Insgesamt also ein Hammerauftritt. Alle Songs im Tracklist-Gepäck, die aus meiner Sicht dabei sein sollten, plus sogar eine kleine Iron Maiden-Einlage. Das Alles hat dann noch so unglaublich gerockt, dass man nur mehr mit leuchtenden Augen zu den großen Helden (und Frisuren)hinaufblicken konnte. Claudio Sanchez und seine Band sind und waren das Beste, was ich seit längerer Zeit zu sehen bekam. Ausnahmekünstler spielten an diesem Abend also ein Ausnahme-Konzert bei der die New Yorker die Ausnahme-Lieder ihrer Ausnahme-Alben spielten. Ohne Schnick-Schnack, nur Musik. Einfach schön. Individualität auf höchstem Niveau.

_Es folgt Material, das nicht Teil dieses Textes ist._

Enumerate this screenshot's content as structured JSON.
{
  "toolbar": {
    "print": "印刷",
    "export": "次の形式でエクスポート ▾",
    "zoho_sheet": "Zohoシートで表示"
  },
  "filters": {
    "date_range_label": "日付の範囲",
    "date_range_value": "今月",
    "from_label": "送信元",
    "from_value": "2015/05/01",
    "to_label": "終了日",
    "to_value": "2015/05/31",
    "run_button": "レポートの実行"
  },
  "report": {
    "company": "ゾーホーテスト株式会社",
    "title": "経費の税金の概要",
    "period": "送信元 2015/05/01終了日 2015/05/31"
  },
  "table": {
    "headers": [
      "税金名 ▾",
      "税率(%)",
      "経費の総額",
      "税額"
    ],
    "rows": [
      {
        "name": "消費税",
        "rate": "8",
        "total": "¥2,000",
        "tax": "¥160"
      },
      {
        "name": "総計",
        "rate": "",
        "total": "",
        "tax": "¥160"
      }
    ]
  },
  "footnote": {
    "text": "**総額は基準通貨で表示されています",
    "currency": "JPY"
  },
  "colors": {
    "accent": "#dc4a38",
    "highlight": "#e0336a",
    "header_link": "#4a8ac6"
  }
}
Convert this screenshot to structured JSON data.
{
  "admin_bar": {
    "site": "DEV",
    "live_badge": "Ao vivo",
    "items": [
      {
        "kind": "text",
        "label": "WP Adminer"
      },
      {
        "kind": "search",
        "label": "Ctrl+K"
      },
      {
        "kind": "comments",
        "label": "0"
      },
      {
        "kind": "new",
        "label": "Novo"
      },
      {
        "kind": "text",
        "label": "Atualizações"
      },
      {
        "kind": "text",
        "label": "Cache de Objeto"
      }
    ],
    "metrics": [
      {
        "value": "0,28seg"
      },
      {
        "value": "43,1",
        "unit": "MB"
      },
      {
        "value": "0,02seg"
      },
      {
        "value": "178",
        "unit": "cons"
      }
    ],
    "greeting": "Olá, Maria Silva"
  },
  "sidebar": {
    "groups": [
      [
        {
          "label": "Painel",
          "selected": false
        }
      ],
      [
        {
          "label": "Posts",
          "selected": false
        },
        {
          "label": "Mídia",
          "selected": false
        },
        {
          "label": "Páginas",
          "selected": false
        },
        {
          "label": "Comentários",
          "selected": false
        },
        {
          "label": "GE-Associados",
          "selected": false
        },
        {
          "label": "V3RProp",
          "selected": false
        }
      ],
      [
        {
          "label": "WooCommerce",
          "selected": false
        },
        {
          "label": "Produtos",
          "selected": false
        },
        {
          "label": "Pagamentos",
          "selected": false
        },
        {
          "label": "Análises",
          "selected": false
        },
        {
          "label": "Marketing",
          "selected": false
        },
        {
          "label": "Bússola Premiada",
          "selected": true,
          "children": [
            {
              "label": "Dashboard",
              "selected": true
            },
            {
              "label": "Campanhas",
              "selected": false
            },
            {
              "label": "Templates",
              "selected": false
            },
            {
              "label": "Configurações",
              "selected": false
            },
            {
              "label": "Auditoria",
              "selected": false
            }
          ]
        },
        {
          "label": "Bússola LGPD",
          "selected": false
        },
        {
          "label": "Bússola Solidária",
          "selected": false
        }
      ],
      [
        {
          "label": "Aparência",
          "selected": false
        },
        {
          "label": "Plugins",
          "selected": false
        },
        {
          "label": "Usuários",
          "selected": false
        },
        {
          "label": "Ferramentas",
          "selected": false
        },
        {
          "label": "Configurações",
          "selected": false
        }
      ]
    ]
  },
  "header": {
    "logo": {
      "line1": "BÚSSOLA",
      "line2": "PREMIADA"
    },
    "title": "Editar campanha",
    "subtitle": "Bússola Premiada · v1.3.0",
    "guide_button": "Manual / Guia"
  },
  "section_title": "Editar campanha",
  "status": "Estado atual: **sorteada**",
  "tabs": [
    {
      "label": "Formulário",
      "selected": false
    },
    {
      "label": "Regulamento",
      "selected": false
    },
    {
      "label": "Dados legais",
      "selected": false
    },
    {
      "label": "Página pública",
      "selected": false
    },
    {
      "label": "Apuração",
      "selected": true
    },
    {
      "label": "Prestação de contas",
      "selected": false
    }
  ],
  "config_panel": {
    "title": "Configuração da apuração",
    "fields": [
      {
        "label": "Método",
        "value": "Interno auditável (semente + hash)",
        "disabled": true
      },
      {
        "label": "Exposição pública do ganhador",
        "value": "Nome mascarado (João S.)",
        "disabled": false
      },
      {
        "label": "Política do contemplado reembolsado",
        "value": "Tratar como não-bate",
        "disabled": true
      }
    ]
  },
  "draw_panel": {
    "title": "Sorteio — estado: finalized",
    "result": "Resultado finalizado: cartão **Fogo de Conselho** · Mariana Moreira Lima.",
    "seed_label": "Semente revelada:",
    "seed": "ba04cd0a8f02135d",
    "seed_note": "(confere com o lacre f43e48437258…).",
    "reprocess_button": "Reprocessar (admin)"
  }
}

Kommentare zu “.live-review: Coheed and Cambria - Shabutie ! ! ! (Arena, Wien)*

  1. bernie meint:

    hab ich schon von mehreren gehört, dass es ein geiler abend war…

  2. Neville meint:

    …war echt eine offenbarung, bin durch das konzert erst mit dem neuen album warmgeworden und liebe es jetzt ;-)
    hab auch vorher noch nie wen mit den haaren theremin spielen sehen!!!

  3. mike meint:

    Kann ich dir nur zustimmen. Hammerkonzert. Aber: Was hat dich anfangs denn am Album gestört??? Ich finde, es passt perfekt in die Chronologie … bisschen “leise” halt.

  4. fw meint:

    oceansize? manchester?
    sorry, aber vorband waren the ocean, eine deutsch-schweizer post-hardcore/progressive-band…!

  5. mike meint:

    war vor zwei jahren ;-)

  6. fw meint:

    …ah ja. auf´s datum schauen wär´s gewesen… ;-) sorry!